1001,501,"[{'product_id': 'P123', 'product_name': 'Laptop', 'quantity': 1, 'unit_price': 1299.99}, {'product_id': 'P456', 'product_name': 'Mouse', 'quantity': 2, 'unit_price': 29.99}]","{'promo_code': 'WINTER25', 'shipping_method': 'express', 'source': 'web'}"
1003,503,"[{'product_id': 'P303', 'product_name': 'Headphones', 'quantity': 1, 'unit_price': 89.99}]","{'promo_code': 'SAVE10', 'source': 'web'}"

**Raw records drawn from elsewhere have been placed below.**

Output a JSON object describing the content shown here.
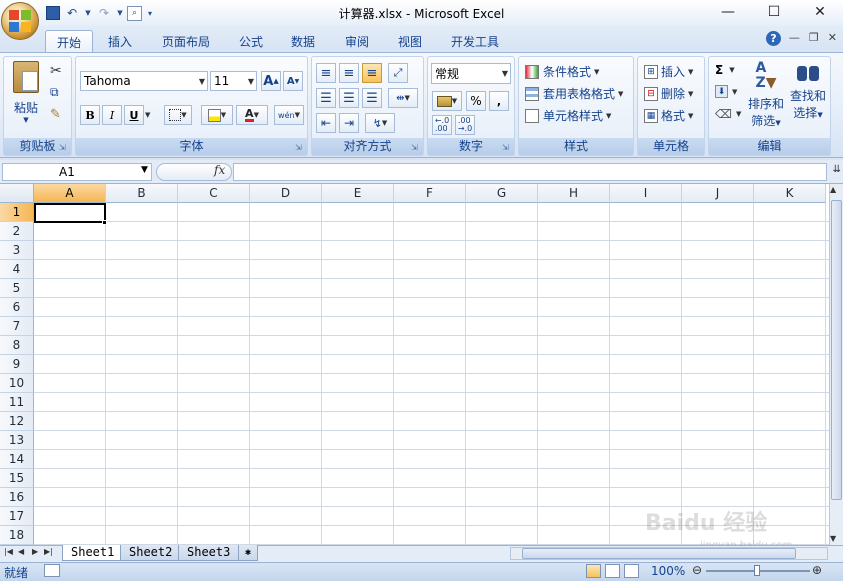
{
  "window": {
    "title": "计算器.xlsx - Microsoft Excel",
    "minimize": "—",
    "maximize": "☐",
    "close": "✕"
  },
  "quick_access": [
    {
      "icon": "save-icon",
      "glyph": "💾"
    },
    {
      "icon": "undo-icon",
      "glyph": "↶"
    },
    {
      "icon": "redo-icon",
      "glyph": "↷"
    },
    {
      "icon": "print-preview-icon",
      "glyph": "🔍"
    }
  ],
  "tabs": [
    "开始",
    "插入",
    "页面布局",
    "公式",
    "数据",
    "审阅",
    "视图",
    "开发工具"
  ],
  "active_tab": "开始",
  "ribbon": {
    "clipboard": {
      "label": "剪贴板",
      "paste": "粘贴"
    },
    "font": {
      "label": "字体",
      "name": "Tahoma",
      "size": "11",
      "bold": "B",
      "italic": "I",
      "underline": "U",
      "grow": "A",
      "shrink": "A",
      "phonetic": "wén"
    },
    "alignment": {
      "label": "对齐方式"
    },
    "number": {
      "label": "数字",
      "format": "常规",
      "percent": "%",
      "comma": ","
    },
    "styles": {
      "label": "样式",
      "conditional": "条件格式",
      "table": "套用表格格式",
      "cell_styles": "单元格样式"
    },
    "cells": {
      "label": "单元格",
      "insert": "插入",
      "delete": "删除",
      "format": "格式"
    },
    "editing": {
      "label": "编辑",
      "sigma": "Σ",
      "sort": "排序和",
      "sort2": "筛选",
      "find": "查找和",
      "find2": "选择"
    }
  },
  "formula_bar": {
    "name_box": "A1",
    "fx": "fx",
    "value": ""
  },
  "grid": {
    "columns": [
      "A",
      "B",
      "C",
      "D",
      "E",
      "F",
      "G",
      "H",
      "I",
      "J",
      "K"
    ],
    "rows": [
      "1",
      "2",
      "3",
      "4",
      "5",
      "6",
      "7",
      "8",
      "9",
      "10",
      "11",
      "12",
      "13",
      "14",
      "15",
      "16",
      "17",
      "18"
    ],
    "active_cell": "A1"
  },
  "sheets": [
    "Sheet1",
    "Sheet2",
    "Sheet3"
  ],
  "active_sheet": "Sheet1",
  "status": {
    "text": "就绪",
    "zoom": "100%"
  },
  "watermark": {
    "text": "Baidu 经验",
    "sub": "jingyan.baidu.com"
  },
  "colors": {
    "accent": "#15428b",
    "selected_header": "#f6b654",
    "grid_line": "#d0d7e5"
  }
}
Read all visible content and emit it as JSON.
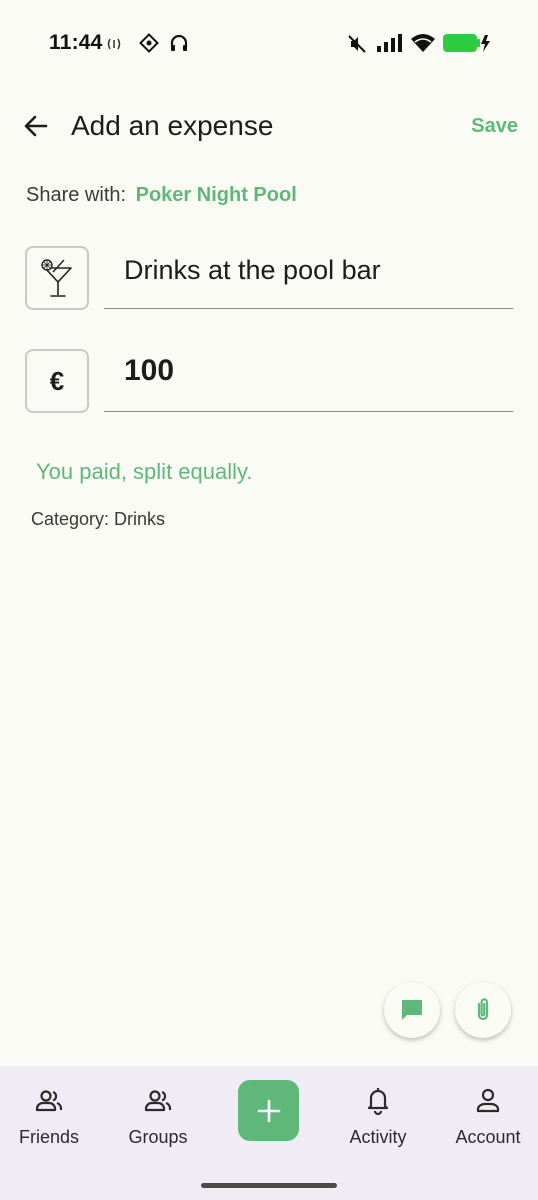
{
  "status_bar": {
    "time": "11:44",
    "icons": [
      "nfc-icon",
      "app-icon",
      "headphones-icon",
      "mute-icon",
      "signal-icon",
      "wifi-icon",
      "battery-charging-icon"
    ]
  },
  "header": {
    "title": "Add an expense",
    "save_label": "Save",
    "back_icon": "arrow-left-icon"
  },
  "share": {
    "prefix": "Share with:",
    "group": "Poker Night Pool"
  },
  "expense": {
    "category_icon": "cocktail-icon",
    "description": "Drinks at the pool bar",
    "currency_symbol": "€",
    "amount": "100"
  },
  "split_text": "You paid, split equally.",
  "category_text": "Category: Drinks",
  "actions": [
    "note-icon",
    "attachment-icon"
  ],
  "bottom_nav": {
    "items": [
      {
        "label": "Friends",
        "icon": "friends-icon"
      },
      {
        "label": "Groups",
        "icon": "groups-icon"
      },
      {
        "label": "Activity",
        "icon": "bell-icon"
      },
      {
        "label": "Account",
        "icon": "account-icon"
      }
    ],
    "add_icon": "plus-icon"
  },
  "colors": {
    "accent": "#5fb87a",
    "background": "#fbfbf5",
    "nav_background": "#f0ecf5"
  }
}
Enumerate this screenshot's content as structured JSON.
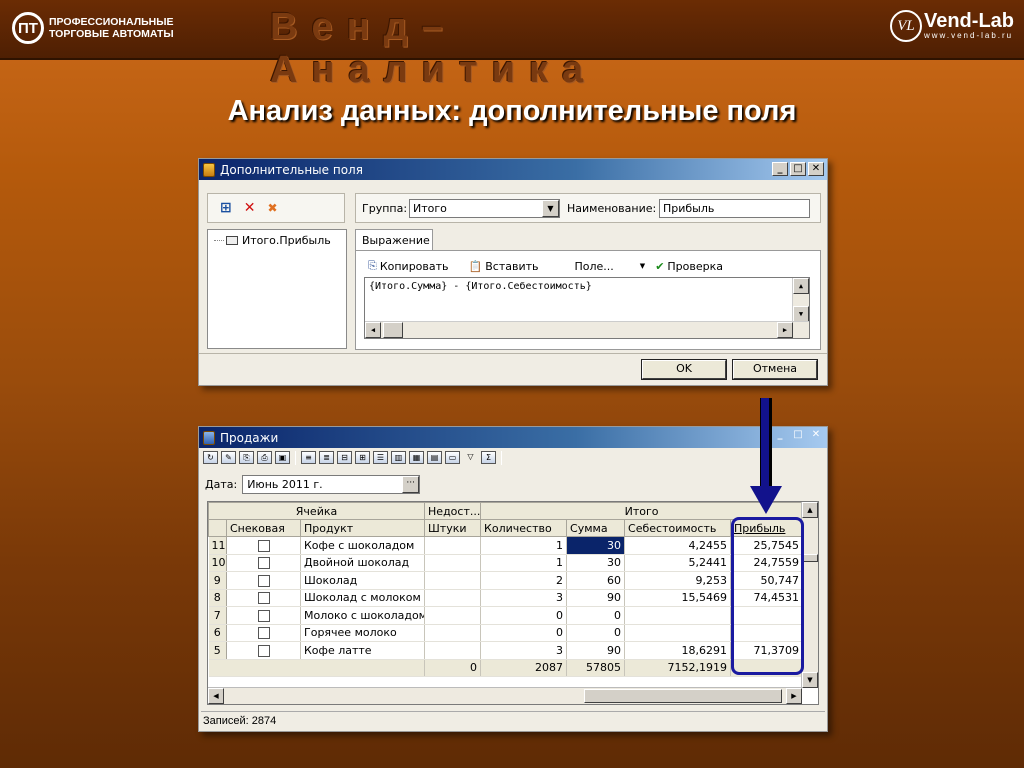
{
  "slide": {
    "brand_left_line1": "ПРОФЕССИОНАЛЬНЫЕ",
    "brand_left_line2": "ТОРГОВЫЕ АВТОМАТЫ",
    "brand_title": "Венд–Аналитика",
    "brand_right_name": "Vend-Lab",
    "brand_right_url": "www.vend-lab.ru",
    "brand_right_mark": "VL",
    "title": "Анализ данных: дополнительные поля"
  },
  "dialog": {
    "title": "Дополнительные поля",
    "tree_item": "Итого.Прибыль",
    "group_label": "Группа:",
    "group_value": "Итого",
    "name_label": "Наименование:",
    "name_value": "Прибыль",
    "tab_label": "Выражение",
    "copy_label": "Копировать",
    "paste_label": "Вставить",
    "field_label": "Поле...",
    "check_label": "Проверка",
    "expression": "{Итого.Сумма} - {Итого.Себестоимость}",
    "ok_label": "OK",
    "cancel_label": "Отмена"
  },
  "sales": {
    "title": "Продажи",
    "date_label": "Дата:",
    "date_value": "Июнь 2011 г.",
    "group_headers": [
      "Ячейка",
      "Недост...",
      "Итого"
    ],
    "columns": [
      "Снековая",
      "Продукт",
      "Штуки",
      "Количество",
      "Сумма",
      "Себестоимость",
      "Прибыль"
    ],
    "rows": [
      {
        "n": "11",
        "product": "Кофе с шоколадом",
        "qty": "1",
        "sum": "30",
        "cost": "4,2455",
        "profit": "25,7545"
      },
      {
        "n": "10",
        "product": "Двойной шоколад",
        "qty": "1",
        "sum": "30",
        "cost": "5,2441",
        "profit": "24,7559"
      },
      {
        "n": "9",
        "product": "Шоколад",
        "qty": "2",
        "sum": "60",
        "cost": "9,253",
        "profit": "50,747"
      },
      {
        "n": "8",
        "product": "Шоколад с молоком",
        "qty": "3",
        "sum": "90",
        "cost": "15,5469",
        "profit": "74,4531"
      },
      {
        "n": "7",
        "product": "Молоко с шоколадом",
        "qty": "0",
        "sum": "0",
        "cost": "",
        "profit": ""
      },
      {
        "n": "6",
        "product": "Горячее молоко",
        "qty": "0",
        "sum": "0",
        "cost": "",
        "profit": ""
      },
      {
        "n": "5",
        "product": "Кофе латте",
        "qty": "3",
        "sum": "90",
        "cost": "18,6291",
        "profit": "71,3709"
      }
    ],
    "totals": {
      "pieces": "0",
      "qty": "2087",
      "sum": "57805",
      "cost": "7152,1919"
    },
    "records": "Записей: 2874"
  }
}
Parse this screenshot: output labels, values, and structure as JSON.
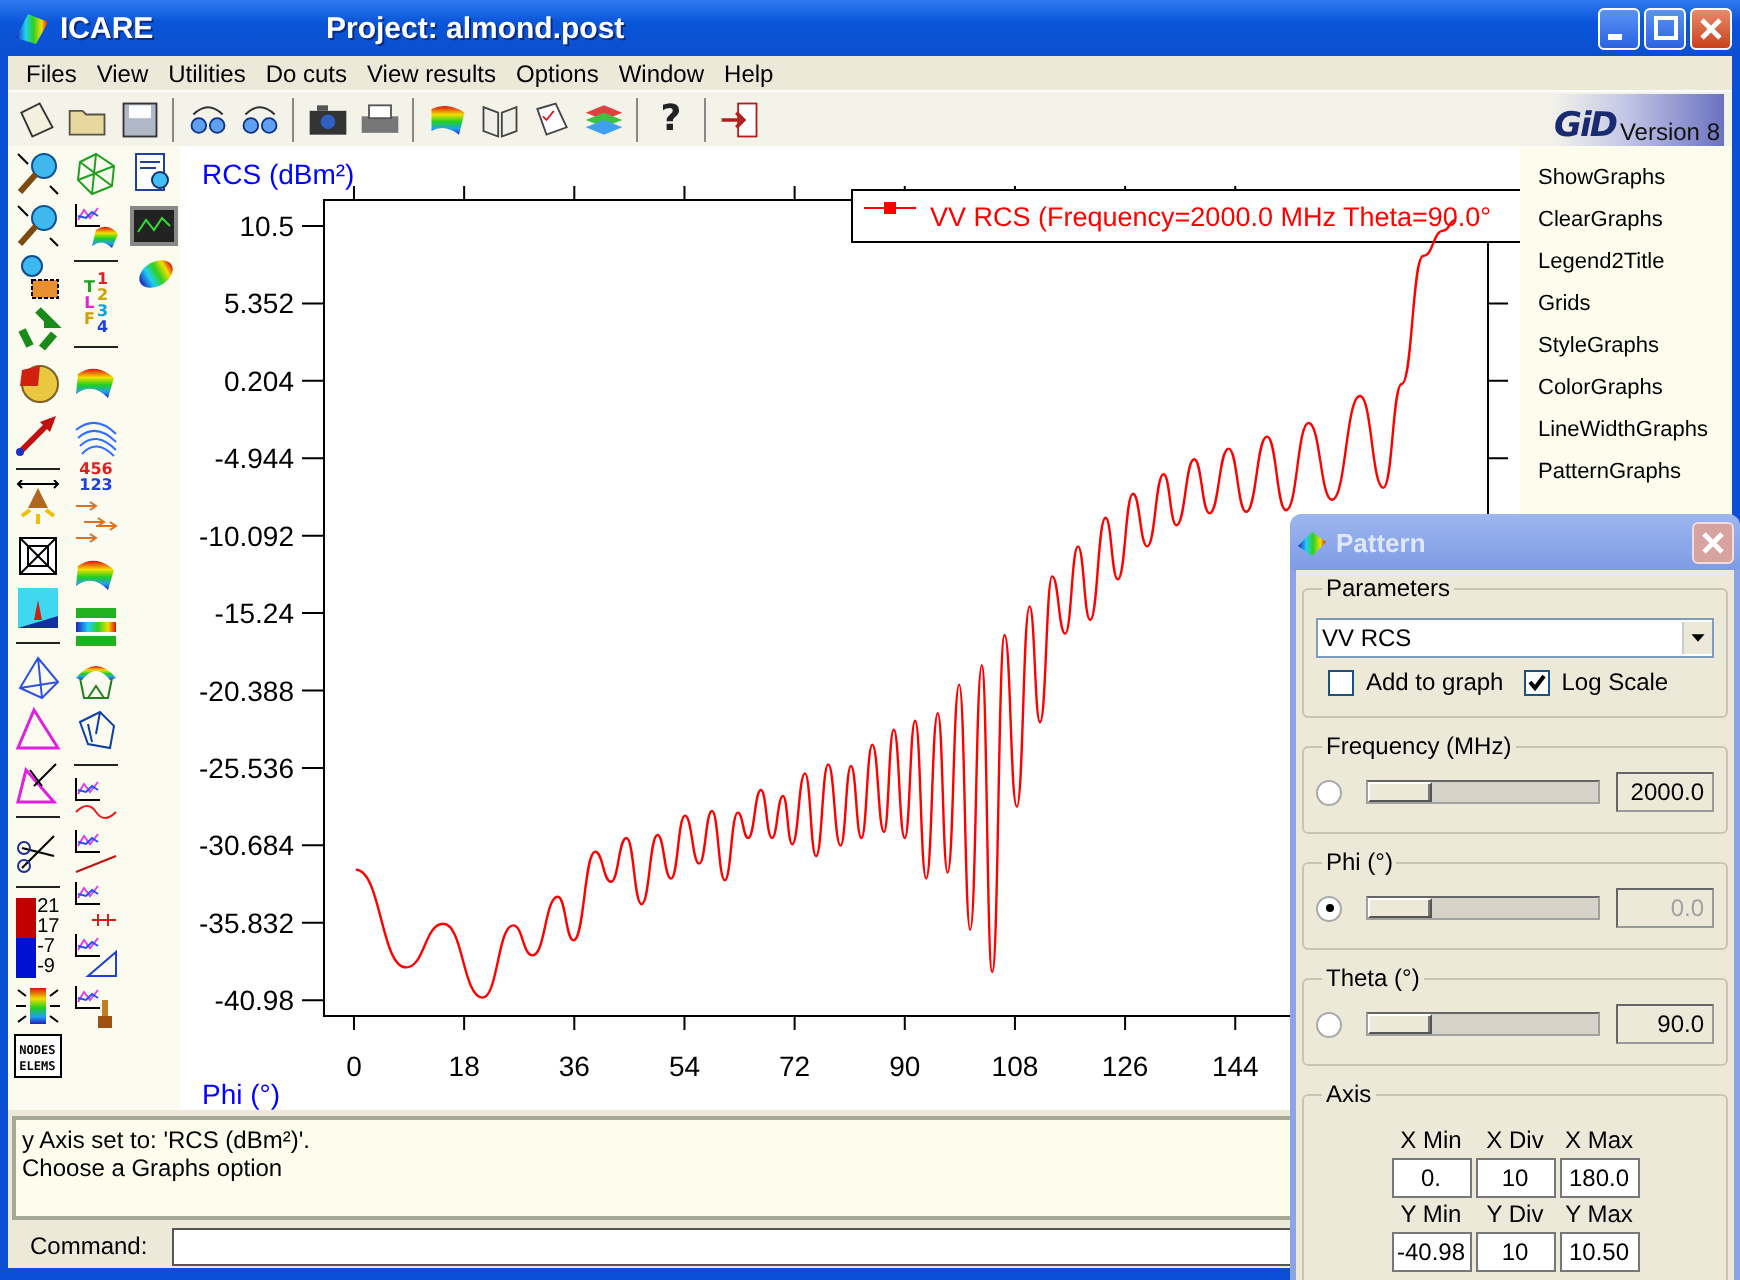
{
  "window": {
    "app_title": "ICARE",
    "project_title": "Project: almond.post"
  },
  "menu": [
    "Files",
    "View",
    "Utilities",
    "Do cuts",
    "View results",
    "Options",
    "Window",
    "Help"
  ],
  "toolbar": {
    "help_glyph": "?"
  },
  "logo": {
    "name": "GiD",
    "version": "Version 8"
  },
  "palette": {
    "layer_letters": [
      "T",
      "L",
      "F"
    ],
    "layer_digits": [
      "1",
      "2",
      "3",
      "4"
    ],
    "numbering_labels": [
      "456",
      "123"
    ],
    "scale_labels": [
      "21",
      "17",
      "-7",
      "-9"
    ],
    "list_labels": [
      "NODES",
      "ELEMS"
    ]
  },
  "chart": {
    "chart_data": {
      "type": "line",
      "xlabel": "Phi (°)",
      "ylabel": "RCS (dBm²)",
      "xlim": [
        -4.9,
        185.3
      ],
      "ylim": [
        -42.03,
        12.23
      ],
      "xticks": [
        0,
        18,
        36,
        54,
        72,
        90,
        108,
        126,
        144
      ],
      "yticks": [
        10.5,
        5.352,
        0.204,
        -4.944,
        -10.092,
        -15.24,
        -20.388,
        -25.536,
        -30.684,
        -35.832,
        -40.98
      ],
      "x": [
        0.3,
        8.5,
        14.6,
        21,
        26,
        29.2,
        33.3,
        35.9,
        39.4,
        42,
        44.5,
        47,
        49.6,
        51.8,
        54.1,
        56.4,
        58.5,
        60.6,
        62.7,
        64.4,
        66.5,
        68.3,
        70.1,
        71.6,
        73.7,
        75.5,
        77.5,
        79.5,
        81.2,
        82.9,
        84.7,
        86.6,
        88.2,
        90,
        91.7,
        93.5,
        95.4,
        97,
        98.9,
        100.7,
        102.6,
        104.3,
        106.3,
        108.3,
        110.4,
        112.1,
        114.1,
        116.2,
        118.3,
        120.3,
        122.8,
        124.8,
        127.3,
        129.6,
        132.3,
        134.4,
        137.3,
        139.8,
        142.9,
        145.8,
        149.2,
        152.3,
        156,
        159.8,
        164.4,
        168.2,
        171.2,
        174.7,
        178,
        180
      ],
      "series": [
        {
          "name": "VV RCS (Frequency=2000.0 MHz Theta=90.0°",
          "color": "#ff0000",
          "values": [
            -32.3,
            -38.8,
            -35.9,
            -40.8,
            -36,
            -38,
            -34.1,
            -37,
            -31.1,
            -33.1,
            -30.2,
            -34.6,
            -30,
            -32.9,
            -28.7,
            -31.9,
            -28.4,
            -33,
            -28.5,
            -30.2,
            -27,
            -30.2,
            -27.4,
            -30.6,
            -25.9,
            -31.4,
            -25.3,
            -30.7,
            -25.4,
            -30.2,
            -24,
            -29.8,
            -23,
            -30.2,
            -22.4,
            -32.9,
            -21.9,
            -32.5,
            -20,
            -36.3,
            -18.7,
            -39.1,
            -16.7,
            -28.1,
            -14.8,
            -22.5,
            -12.8,
            -16.6,
            -10.8,
            -15.7,
            -8.9,
            -13,
            -7.3,
            -10.8,
            -6,
            -9.4,
            -5,
            -8.6,
            -4.3,
            -8.5,
            -3.5,
            -8.4,
            -2.6,
            -7.7,
            -0.8,
            -6.9,
            0,
            8.5,
            10.2,
            10.9
          ]
        }
      ]
    }
  },
  "graph_commands": [
    "ShowGraphs",
    "ClearGraphs",
    "Legend2Title",
    "Grids",
    "StyleGraphs",
    "ColorGraphs",
    "LineWidthGraphs",
    "PatternGraphs"
  ],
  "messages": [
    "y Axis set to: 'RCS (dBm²)'.",
    "Choose a Graphs option"
  ],
  "command": {
    "label": "Command:"
  },
  "pattern_dialog": {
    "title": "Pattern",
    "parameters": {
      "label": "Parameters",
      "quantity": "VV RCS",
      "options": [
        {
          "label": "Add to graph",
          "checked": false
        },
        {
          "label": "Log Scale",
          "checked": true
        }
      ]
    },
    "variables": [
      {
        "label": "Frequency (MHz)",
        "selected": false,
        "level": 0,
        "value": "2000.0",
        "disabled": false
      },
      {
        "label": "Phi (°)",
        "selected": true,
        "level": 0,
        "value": "0.0",
        "disabled": true
      },
      {
        "label": "Theta (°)",
        "selected": false,
        "level": 0,
        "value": "90.0",
        "disabled": false
      }
    ],
    "axis": {
      "label": "Axis",
      "fields": [
        {
          "label": "X Min",
          "value": "0."
        },
        {
          "label": "X Div",
          "value": "10"
        },
        {
          "label": "X Max",
          "value": "180.0"
        },
        {
          "label": "Y Min",
          "value": "-40.98"
        },
        {
          "label": "Y Div",
          "value": "10"
        },
        {
          "label": "Y Max",
          "value": "10.50"
        }
      ]
    }
  }
}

### Define Table-Valued Python UDF: Line Items Expansion

In [4]:
import typing
import json
import pandas as pd
import logging
from singlestoredb.functions import udf, Table

# Configure logging
logger = logging.getLogger(__name__)

class LineItemOutput(typing.NamedTuple):
    product_id: str
    product_name: str
    quantity: int
    unit_price: float
    line_total: float

@udf(returns=LineItemOutput)
async def expand_line_items(json_array: str) -> Table[pd.DataFrame]:
    """
    Expands a JSON array of line items into individual rows.

    Parameters
    ----------
    json_array : str
        JSON string containing array of line item objects

    Returns
    -------
    Table[pd.DataFrame]
        Table with columns: product_id, product_name, quantity,
        unit_price, line_total (computed)
    """
    # Handle null/empty input gracefully
    if not json_array:
        logger.debug("Received null or empty json_array, returning empty result")
        return Table(pd.DataFrame(columns=['product_id', 'product_name',
                                           'quantity', 'unit_price', 'line_total']))

    # Parse JSON - let decode errors bubble up to caller
    items = json.loads(json_array)

    if not items:
        logger.debug("Parsed empty array, returning empty result")
        return Table(pd.DataFrame(columns=['product_id', 'product_name',
                                           'quantity', 'unit_price', 'line_total']))

    rows = []
    for idx, item in enumerate(items):
        try:
            quantity = int(item.get('quantity', 0))
            unit_price = float(item.get('unit_price', 0.0))

            rows.append({
                'product_id': item.get('product_id', ''),
                'product_name': item.get('product_name', ''),
                'quantity': quantity,
                'unit_price': unit_price,
                'line_total': quantity * unit_price
            })
        except (ValueError, TypeError) as e:
            # Log the problematic item but continue processing others
            logger.warning(f"Skipping item at index {idx} due to type conversion error: {e}")
            continue

    return Table(pd.DataFrame(rows))

### Define Table-Valued Python UDF: Metadata Expansion

In [5]:
class MetadataOutput(typing.NamedTuple):
    key: str
    value: str

@udf(returns=MetadataOutput)
async def expand_metadata(json_obj: str) -> Table[pd.DataFrame]:
    """
    Expands a JSON object into key-value pairs (one row per field).
    Useful for dynamic schemas where field names aren't known in advance.

    Parameters
    ----------
    json_obj : str
        JSON string containing object with arbitrary fields

    Returns
    -------
    Table[pd.DataFrame]
        Table with columns: key, value
    """
    # Handle null/empty input gracefully
    if not json_obj:
        logger.debug("Received null or empty json_obj, returning empty result")
        return Table(pd.DataFrame(columns=['key', 'value']))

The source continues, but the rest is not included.